Classical vs Modern Monetary Theory

Classical vs Modern Monetary Theory

I am intrigued that both Classical Monetary Theory (CMT) and Modern Monetary Theory (MMT) have a way of explaining how macroeconomics works, yet both think the other theory is wrong, while their own theory is right.  

I think it is generally agreed that it is bad to let a sovereign currency inflate, i.e. devalue. It is tantamount to stealing from anyone who holds cash in that currency. It is embarrassing and to be avoided. But deflation is also to be avoided. It seems there is an international consensus that a currency should inflate, but only by a steady 2% per annum. 

CMT believes that a thrifty, well run country should not run a deficit but should raise in taxation as much money as its government spends.  If there is a deficit, CMT believes that printing money, or simply writing it into existence, causes inflation –– at least, in the absence of growth in the economy.  For it believes that the value of a currency is a simple but inexorable function of the total quantity of 'Goods' divided by the total quantity of 'Money'.  The preferred CMT response to a deficit is to borrow on the international bond market. But the CMT economists warn that too much borrowing will 'spook' the markets and interest rates will go up. The country will find itself stretched over a barrel as more and more of our tax goes straight off to pay interest on our National Debt.
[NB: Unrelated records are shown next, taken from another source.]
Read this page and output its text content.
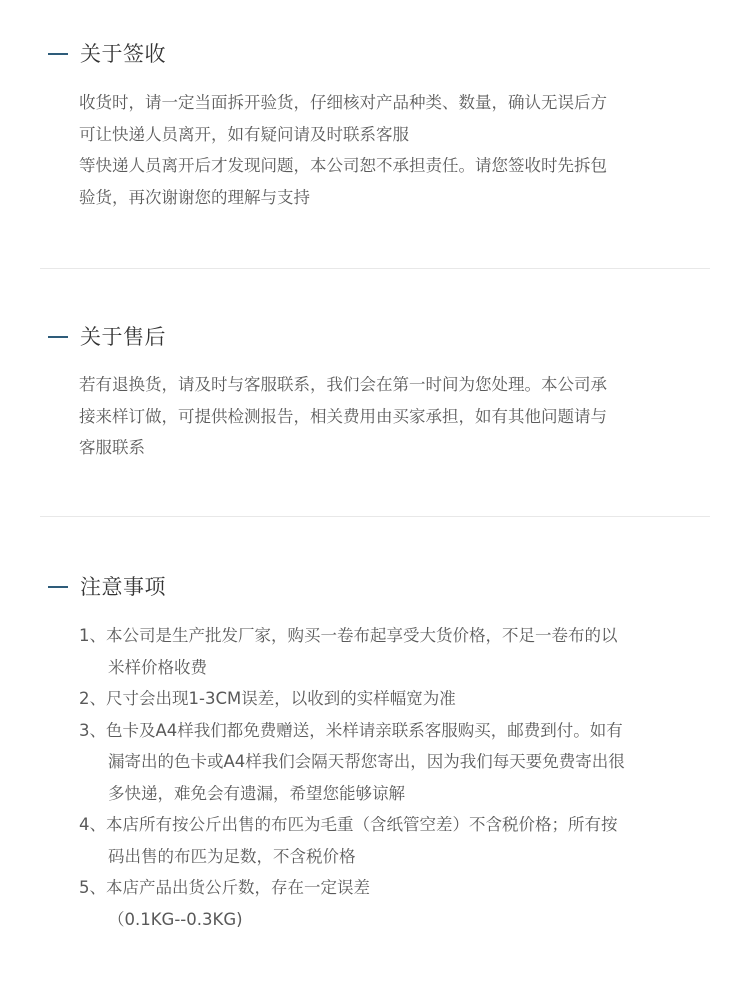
关于签收
收货时，请一定当面拆开验货，仔细核对产品种类、数量，确认无误后方
可让快递人员离开，如有疑问请及时联系客服
等快递人员离开后才发现问题，本公司恕不承担责任。请您签收时先拆包
验货，再次谢谢您的理解与支持
关于售后
若有退换货，请及时与客服联系，我们会在第一时间为您处理。本公司承
接来样订做，可提供检测报告，相关费用由买家承担，如有其他问题请与
客服联系
注意事项
1、本公司是生产批发厂家，购买一卷布起享受大货价格，不足一卷布的以
米样价格收费
2、尺寸会出现1-3CM误差，以收到的实样幅宽为准
3、色卡及A4样我们都免费赠送，米样请亲联系客服购买，邮费到付。如有
漏寄出的色卡或A4样我们会隔天帮您寄出，因为我们每天要免费寄出很
多快递，难免会有遗漏，希望您能够谅解
4、本店所有按公斤出售的布匹为毛重（含纸管空差）不含税价格；所有按
码出售的布匹为足数，不含税价格
5、本店产品出货公斤数，存在一定误差
（0.1KG--0.3KG)
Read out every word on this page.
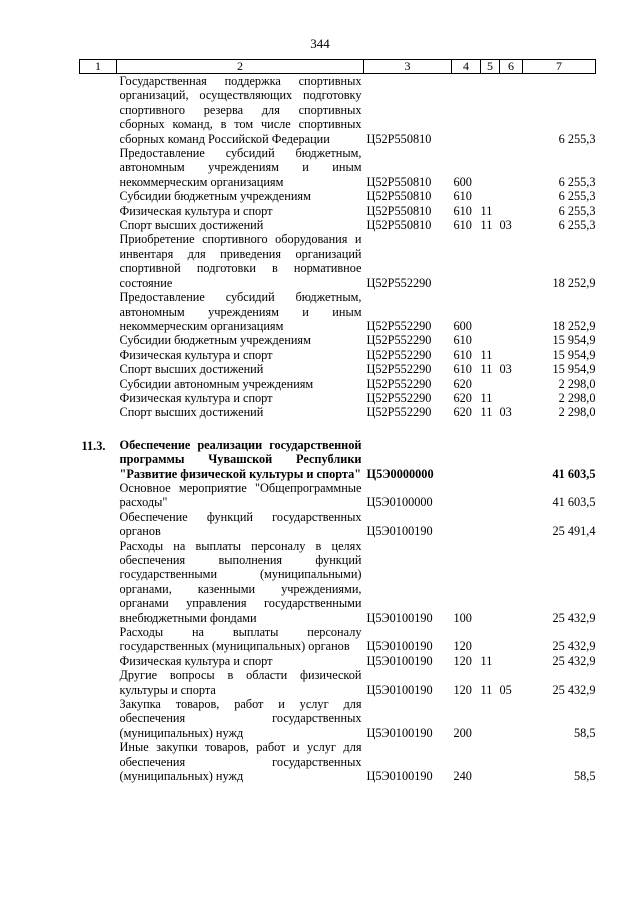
344
1	2	3	4	5	6	7
	Государственная поддержка спортивных организаций, осуществляющих подготовку спортивного резерва для спортивных сборных команд, в том числе спортивных сборных команд Российской Федерации	Ц52P550810				6 255,3
	Предоставление субсидий бюджетным, автономным учреждениям и иным некоммерческим организациям	Ц52P550810	600			6 255,3
	Субсидии бюджетным учреждениям	Ц52P550810	610			6 255,3
	Физическая культура и спорт	Ц52P550810	610	11		6 255,3
	Спорт высших достижений	Ц52P550810	610	11	03	6 255,3
	Приобретение спортивного оборудования и инвентаря для приведения организаций спортивной подготовки в нормативное состояние	Ц52P552290				18 252,9
	Предоставление субсидий бюджетным, автономным учреждениям и иным некоммерческим организациям	Ц52P552290	600			18 252,9
	Субсидии бюджетным учреждениям	Ц52P552290	610			15 954,9
	Физическая культура и спорт	Ц52P552290	610	11		15 954,9
	Спорт высших достижений	Ц52P552290	610	11	03	15 954,9
	Субсидии автономным учреждениям	Ц52P552290	620			2 298,0
	Физическая культура и спорт	Ц52P552290	620	11		2 298,0
	Спорт высших достижений	Ц52P552290	620	11	03	2 298,0

11.3.	Обеспечение реализации государственной программы Чувашской Республики "Развитие физической культуры и спорта"	Ц5Э0000000				41 603,5
	Основное мероприятие "Общепрограммные расходы"	Ц5Э0100000				41 603,5
	Обеспечение функций государственных органов	Ц5Э0100190				25 491,4
	Расходы на выплаты персоналу в целях обеспечения выполнения функций государственными (муниципальными) органами, казенными учреждениями, органами управления государственными внебюджетными фондами	Ц5Э0100190	100			25 432,9
	Расходы на выплаты персоналу государственных (муниципальных) органов	Ц5Э0100190	120			25 432,9
	Физическая культура и спорт	Ц5Э0100190	120	11		25 432,9
	Другие вопросы в области физической культуры и спорта	Ц5Э0100190	120	11	05	25 432,9
	Закупка товаров, работ и услуг для обеспечения государственных (муниципальных) нужд	Ц5Э0100190	200			58,5
	Иные закупки товаров, работ и услуг для обеспечения государственных (муниципальных) нужд	Ц5Э0100190	240			58,5
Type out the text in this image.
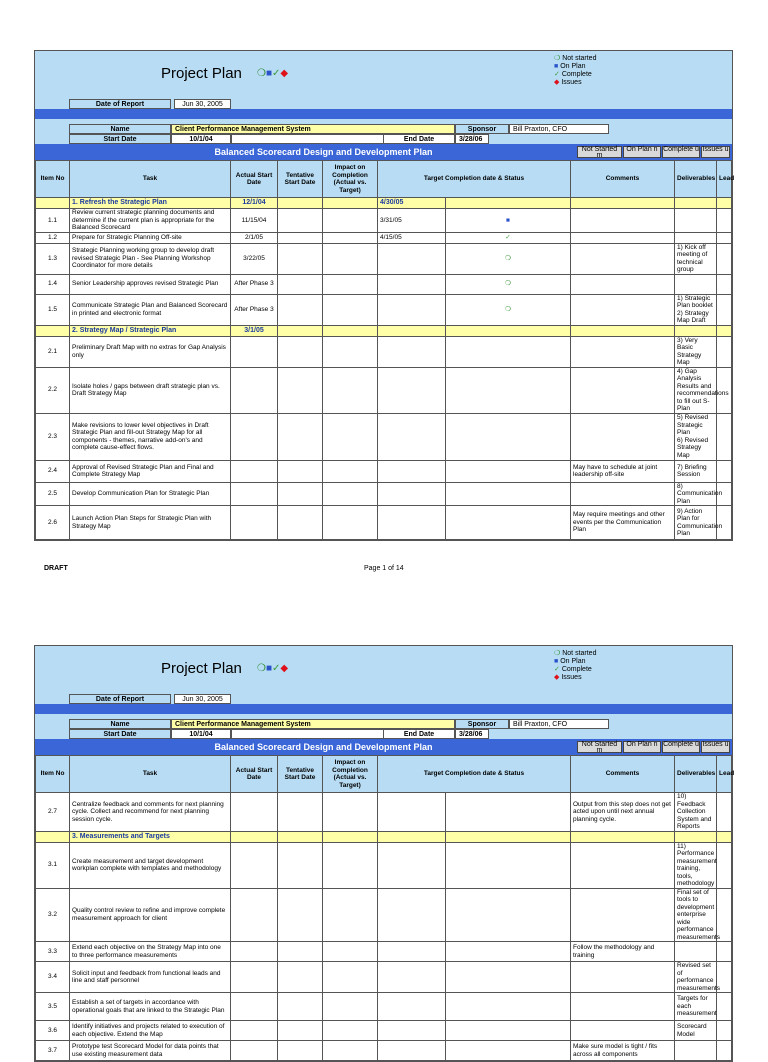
Project Plan ❍■✓◆
❍ Not started
■ On Plan
✓ Complete
◆ Issues
Date of Report	Jun 30, 2005
Name	Client Performance Management System	Sponsor	Bill Praxton, CFO
Start Date	10/1/04	End Date	3/28/06
Balanced Scorecard Design and Development Plan	Not Started m
On Plan n Complete ü Issues u
Item No	Task	Actual Start Date	Tentative Start Date	Impact on Completion (Actual vs. Target)	Target Completion date & Status		Comments	Deliverables	Lead
	1. Refresh the Strategic Plan	12/1/04			4/30/05				
1.1	Review current strategic planning documents and determine if the current plan is appropriate for the Balanced Scorecard	11/15/04			3/31/05	■			
1.2	Prepare for Strategic Planning Off-site	2/1/05			4/15/05	✓			
1.3	Strategic Planning working group to develop draft revised Strategic Plan - See Planning Workshop Coordinator for more details	3/22/05				❍		1) Kick off meeting of technical group	
1.4	Senior Leadership approves revised Strategic Plan	After Phase 3				❍			
1.5	Communicate Strategic Plan and Balanced Scorecard in printed and electronic format	After Phase 3				❍		1) Strategic Plan booklet
2) Strategy Map Draft	
	2. Strategy Map / Strategic Plan	3/1/05							
2.1	Preliminary Draft Map with no extras for Gap Analysis only							3) Very Basic Strategy Map	
2.2	Isolate holes / gaps between draft strategic plan vs. Draft Strategy Map							4) Gap Analysis Results and recommendations to fill out S-Plan	
2.3	Make revisions to lower level objectives in Draft Strategic Plan and fill-out Strategy Map for all components - themes, narrative add-on's and complete cause-effect flows.							5) Revised Strategic Plan
6) Revised Strategy Map	
2.4	Approval of Revised Strategic Plan and Final and Complete Strategy Map						May have to schedule at joint leadership off-site	7) Briefing Session	
2.5	Develop Communication Plan for Strategic Plan							8) Communication Plan	
2.6	Launch Action Plan Steps for Strategic Plan with Strategy Map						May require meetings and other events per the Communication Plan	9) Action Plan for Communication Plan	
DRAFT	Page 1 of 14
Project Plan ❍■✓◆
❍ Not started
■ On Plan
✓ Complete
◆ Issues
Date of Report	Jun 30, 2005
Name	Client Performance Management System	Sponsor	Bill Praxton, CFO
Start Date	10/1/04	End Date	3/28/06
Balanced Scorecard Design and Development Plan	Not Started m
On Plan n Complete ü Issues u
Item No	Task	Actual Start Date	Tentative Start Date	Impact on Completion (Actual vs. Target)	Target Completion date & Status		Comments	Deliverables	Lead
2.7	Centralize feedback and comments for next planning cycle. Collect and recommend for next planning session cycle.						Output from this step does not get acted upon until next annual planning cycle.	10) Feedback Collection System and Reports	
	3. Measurements and Targets								
3.1	Create measurement and target development workplan complete with templates and methodology							11) Performance measurement training, tools, methodology	
3.2	Quality control review to refine and improve complete measurement approach for client							Final set of tools to development enterprise wide performance measurements	
3.3	Extend each objective on the Strategy Map into one to three performance measurements						Follow the methodology and training		
3.4	Solicit input and feedback from functional leads and line and staff personnel							Revised set of performance measurements	
3.5	Establish a set of targets in accordance with operational goals that are linked to the Strategic Plan							Targets for each measurement	
3.6	Identify initiatives and projects related to execution of each objective. Extend the Map							Scorecard Model	
3.7	Prototype test Scorecard Model for data points that use existing measurement data						Make sure model is tight / fits across all components		
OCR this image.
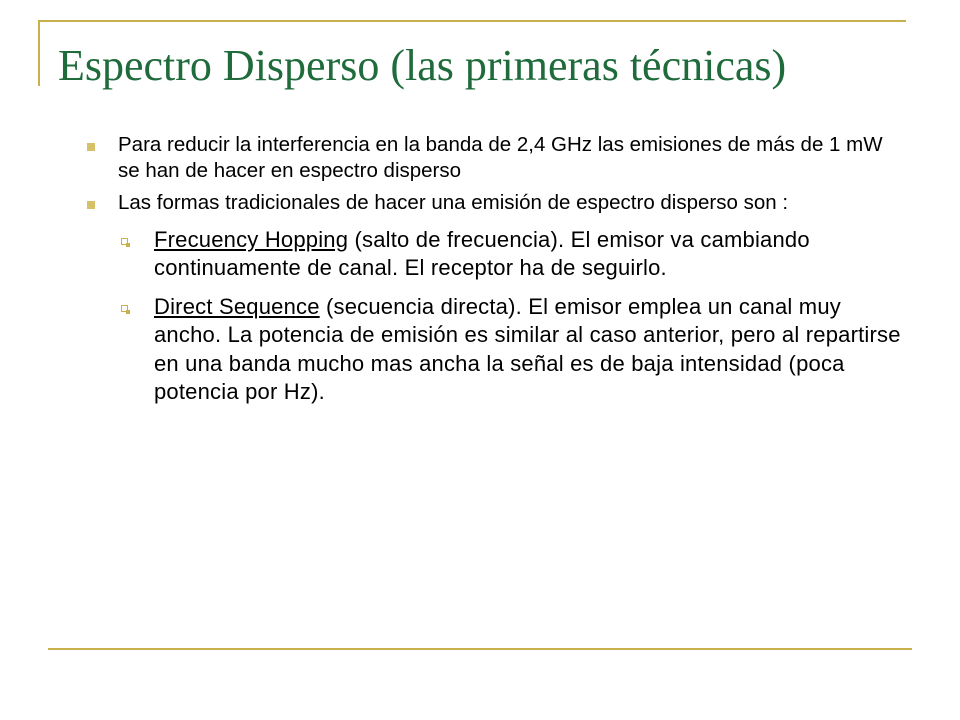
Espectro Disperso (las primeras técnicas)
Para reducir la interferencia en la banda de 2,4 GHz las emisiones de más de 1 mW se han de hacer en espectro disperso
Las formas tradicionales de hacer una emisión de espectro disperso son :
Frecuency Hopping (salto de frecuencia). El emisor va cambiando continuamente de canal. El receptor ha de seguirlo.
Direct Sequence (secuencia directa). El emisor emplea un canal muy ancho. La potencia de emisión es similar al caso anterior, pero al repartirse en una banda mucho mas ancha la señal es de baja intensidad (poca potencia por Hz).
Were inflation to occur, the Bank of England would raise interest rates, which inhibits the economy. That would curb spending by the poorer (indebted) citizens while cushioning (or even rewarding) the better-off lenders.

MMT believes that deficits are vital if the economy is to grow, as it is the only way that money (currency) can enter the private sector. MMT holds that taxes are not required to "pay for government", for there is no reason why the money cannot be created (by a sovereign government; provided that it does not cause inflation). If there is idle capacity in the economy, printing money should stimulate the economy. If the economy is at full employment and surplus money is still chasing goods and services there will be inflation. The MMT answer to inflation is to raise taxes (rather than interest rates). This takes money off those that have it (rather than those that do not have it). Taxes can have other beneficial effects besides reducing demand for goods; it can reduce inequality, and it can reduce e.g. smoking or carbon dioxide emission.

Where CMT thinks that the value of a currency is set by the ratio of the total quantity of 'Money' (defined narrowly, or broadly?) to the total quantity of 'Goods', it could be argued that prices are set much more locally, by people who know neither the total quantity of 'Money', nor of 'Goods'; prices even respond to 'expectations'. Look at the way BP's profits soared when the Iranians closed the Strait of Hormuz. Perhaps the biggest difference between the two theories is in the different ways in which they propose to handle inflation. Though both schools aim to reduce the local availability of money, the CMT school would raise interest rates, inhibiting business and penalising the indebted, while the MMT school would raise taxes.